Course:SPPH381B/TermProject/Alkaline battery
History
Batteries provided the main source of electricity before the development of electric generators and electrical grids around the end of the 19th century. The first battery was constructed in 1800 by Italian Alessandro Volta. This voltaic pile battery consisted of pairs of copper and zinc discs piled on top of each other, separated by a layer of cloth soaked in brine (i.e., the electrolyte).[1]
Battery Involves electrochemical cells that transform chemical energy into electricity. All batteries utilize similar procedures to create electricity; however, variations in materials and construction have produced different types of batteries. "Primary" batteries are able to produce current as soon as assembled, but once the active elements are consumed, they can't be electrically recharged. The development of the lead-acid battery and subsequent "secondary" or "rechargeable" types allows the energy to be restored to the cell, extending the life of permanently assembled cells.
Introduction
Alkaline battery is based on the reaction between zinc (Zn) and manganese dioxide (MnO2). Alkaline battery is so named because the electrolyte used in it is potassium hydroxide, a purely alkaline substance. It has longer shelf life. Leakage is low in this battery. It has better dimensional stability. This also performs equally well at ambient temperature as well as at low temperature. Alkaline battery has low internal resistance. Alkaline batteries account for 80% of manufactured batteries in the US and over 10 billion individual units produced worldwide. In Japan, alkaline batteries account for 46% of all primary battery sales. In Switzerland, alkaline batteries account for 68%, in the UK 60% and in the EU 47% of all battery sales include secondary types. Alkaline batteries are available in various sizes according to the applications (such as AAA, AA, C, D, 9 V and others). All of these configurations are likely to be used on gadgets immediately after purchase, which make them suitable for use even during emergency situations. Additionally, long shelf life offered by these batteries (ranging from three to four years) makes them suitable for storage. This feature of the alkaline battery chemistry is expected to offer a competitive advantage as compared to the rechargeable batteries of other chemistries.[2]

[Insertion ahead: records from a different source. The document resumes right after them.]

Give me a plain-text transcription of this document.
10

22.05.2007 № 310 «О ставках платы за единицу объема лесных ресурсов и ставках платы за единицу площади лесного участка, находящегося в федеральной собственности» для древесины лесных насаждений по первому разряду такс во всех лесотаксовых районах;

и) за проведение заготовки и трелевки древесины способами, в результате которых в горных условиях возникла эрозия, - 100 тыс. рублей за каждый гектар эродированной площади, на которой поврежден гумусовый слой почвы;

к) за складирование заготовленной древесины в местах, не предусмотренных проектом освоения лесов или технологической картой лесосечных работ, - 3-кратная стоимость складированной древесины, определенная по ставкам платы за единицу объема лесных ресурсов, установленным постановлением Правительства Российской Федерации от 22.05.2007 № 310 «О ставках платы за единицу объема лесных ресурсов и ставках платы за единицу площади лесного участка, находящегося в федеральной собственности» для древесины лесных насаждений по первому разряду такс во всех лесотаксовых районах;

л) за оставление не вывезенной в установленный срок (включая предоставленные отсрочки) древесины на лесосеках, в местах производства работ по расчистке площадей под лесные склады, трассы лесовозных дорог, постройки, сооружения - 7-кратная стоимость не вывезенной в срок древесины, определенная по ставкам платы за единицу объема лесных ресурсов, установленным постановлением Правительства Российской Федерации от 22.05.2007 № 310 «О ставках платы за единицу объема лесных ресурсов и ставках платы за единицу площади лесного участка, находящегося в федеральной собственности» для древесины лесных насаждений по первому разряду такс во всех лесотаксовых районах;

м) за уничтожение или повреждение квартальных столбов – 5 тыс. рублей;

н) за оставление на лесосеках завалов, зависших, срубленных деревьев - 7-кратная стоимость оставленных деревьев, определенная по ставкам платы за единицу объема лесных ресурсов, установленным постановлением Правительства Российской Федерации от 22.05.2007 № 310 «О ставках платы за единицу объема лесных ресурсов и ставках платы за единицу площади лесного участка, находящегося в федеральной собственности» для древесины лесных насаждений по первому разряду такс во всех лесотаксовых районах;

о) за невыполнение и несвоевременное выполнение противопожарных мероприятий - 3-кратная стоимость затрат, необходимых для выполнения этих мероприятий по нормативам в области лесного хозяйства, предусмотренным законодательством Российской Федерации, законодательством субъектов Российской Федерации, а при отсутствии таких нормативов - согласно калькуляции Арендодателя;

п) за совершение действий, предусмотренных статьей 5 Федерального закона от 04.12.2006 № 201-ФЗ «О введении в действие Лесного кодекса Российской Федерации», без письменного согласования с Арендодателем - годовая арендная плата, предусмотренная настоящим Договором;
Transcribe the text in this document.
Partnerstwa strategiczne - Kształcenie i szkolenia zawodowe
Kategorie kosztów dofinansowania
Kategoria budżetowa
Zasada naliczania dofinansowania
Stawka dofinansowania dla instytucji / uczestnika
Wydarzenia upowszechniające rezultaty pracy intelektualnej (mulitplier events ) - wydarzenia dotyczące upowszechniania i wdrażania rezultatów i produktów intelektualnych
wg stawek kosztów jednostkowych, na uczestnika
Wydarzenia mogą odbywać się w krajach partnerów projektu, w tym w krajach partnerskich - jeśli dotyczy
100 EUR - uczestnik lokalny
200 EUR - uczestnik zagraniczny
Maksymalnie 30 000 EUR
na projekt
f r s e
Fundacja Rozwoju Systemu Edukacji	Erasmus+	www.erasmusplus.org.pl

The alkaline batteries come in various sizes ranging from AAA to AA, C, D, 9 V and others. AAA and AA are suitable for low-drain applications whereas AA is used for high-drain applications. C, D and 9 V are suitable for high-drain applications as well. Others include micro alkaline button cells, coin cells, AAAA which are used in few industrial and medical applications. AA is the most widely used alkaline battery cell size, while the AAA size is the fastest growing. [3]
Recharging of alkaline battery
Another type of alkaline batteries are secondary rechargeable alkaline battery, which allows reuse of specially designed cells. Attempts to recharge may cause rupture, or the leaking of hazardous liquids which can corrode the equipment. However, attempts at recharging alkaline cells a highly limited number of times (10 or fewer times with reduced capacity after each charge) are reported and chargers are available commercially. [3]
The usage of these batteries is limited to specific applications. However, one of the major advantages of rechargeable alkaline batteries is that it is likely to find usage in all applications that need primary alkaline batteries. These batteries are manufactured through a small variation in chemical composition of alkaline batteries. This makes these batteries leak-proof even during the recharging process. Some of the key features of rechargeable alkaline batteries include:
1. These batteries are likely to be rechargeable for nearly 500 charges. However, it needs be recharged at proper intervals.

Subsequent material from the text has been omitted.